Friday, March 13, 2009


The G-20 Should Gather in Ottawa - and move the UN there as well

By Bernie Quigley

- for The Hill on 3/13/09

Holding the G-20 meeting in London cripples the negotiations from the start. Such an important meeting, to be more than a geriatric ruling class façade, should recognize the rising economic powers in the world. They will determine the future of capital and the fate of globalization. Otherwise, it will be doomed to failure. Already, the leading European nations have indicated that they will ignore the advice of the Anglos. Globalization began in London as a blood and guts journey of world conquest. Everyone remembers.

Likewise, they should move the UN. At a UN summit in September, 2005, Venezuelan President Hugo Chavez proposed that the UN should move out of New York. He was right, it should. Some of us here in New England made that same point a few years ago at the beginning of the war on Iraq.

If they want to hold these meetings at the top of economic power, they should start holding them in Shanghai. But state and world capitals should not be placed at the top of power.

A nation’s capital or a world economic capital is, or should be, a mandala – a benign vortex of varied and different countervailing forces which in their entirety make up that world.
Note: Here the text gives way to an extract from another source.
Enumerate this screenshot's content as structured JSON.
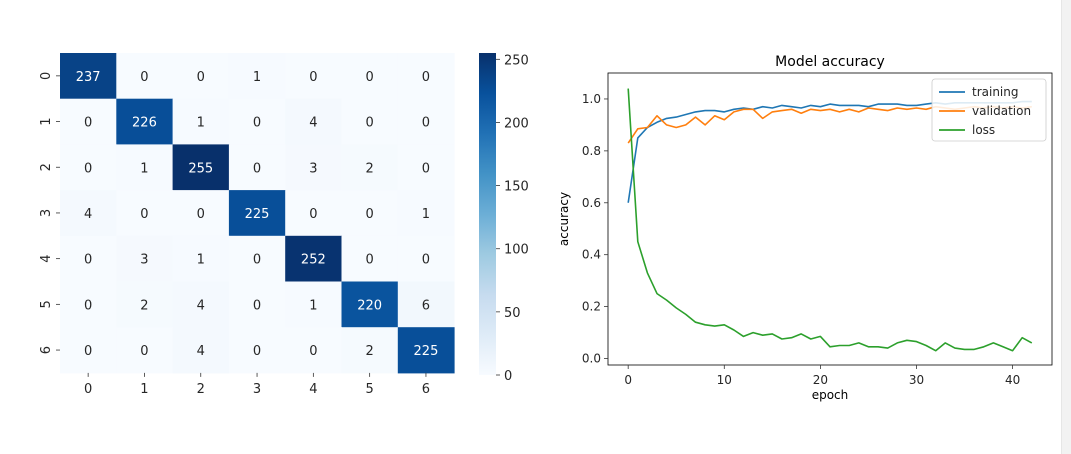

Washington, D.C. was the perfect “benign center” between the industrial North and the pastoral and agricultural South in the colonial period but lost that positioning with the opening of the West. The “little lumber town” of Ottawa was the proper center for Canada, which consisted only of Quebec and Ontario when Queen Victoria declared it the capital in 1857. It too was centrally located at the center between two regions with vastly different sensibilities when the large western cities of Vancouver and Calgary were nonexistent. Today Ottawa, with a statue of Victoria on one side of the river, and one of the fierce and formidable Maurice “The Rocket” Richard on the other, forms a harmonious balance of opposites.

The UN could learn from this scenario and so could the G 20.

New York City was a terrible place for the UN to begin with. Placing a capital at the seat of power dictates down, making it an authoritarian Empire. No question, New York was the capital of an American global economic empire in the post-war world. It might have been better to make it a temporary Authority while the rest of the world, much of it in ruins, got back to strength. But once the world was on its feet again and fully empowered, the wise view of Victoria and Washington, finding the benign center between strong forces, should have prevailed. New York City is a pocket of influence and is susceptible to looking out for its own kind. London is worse. Authoritarianism is innate in situations like these and breeds contempt.

The world we face ahead without question, is an East/West world; one delicately balanced between the burgeoning Asian economies, India and China in particular, and the West.

This is where the millennium begins. Its center – the center of the world ahead - is the Lakes Region, and in cities like Detroit, Toronto, Chicago or Windsor, Ontario and Ottawa.

Canada, with its great humanitarian military general and senator Roméo Dallaire on the ground at Rwanda, was the voice of one calling in the desert in a complete failure of leadership and will by the U.S. even greater than that today in Iraq and Afghanistan.

Since its onset, Canada has shown itself to be a better world citizen than the United States or England and its banks are the envy of the world in an era of turmoil.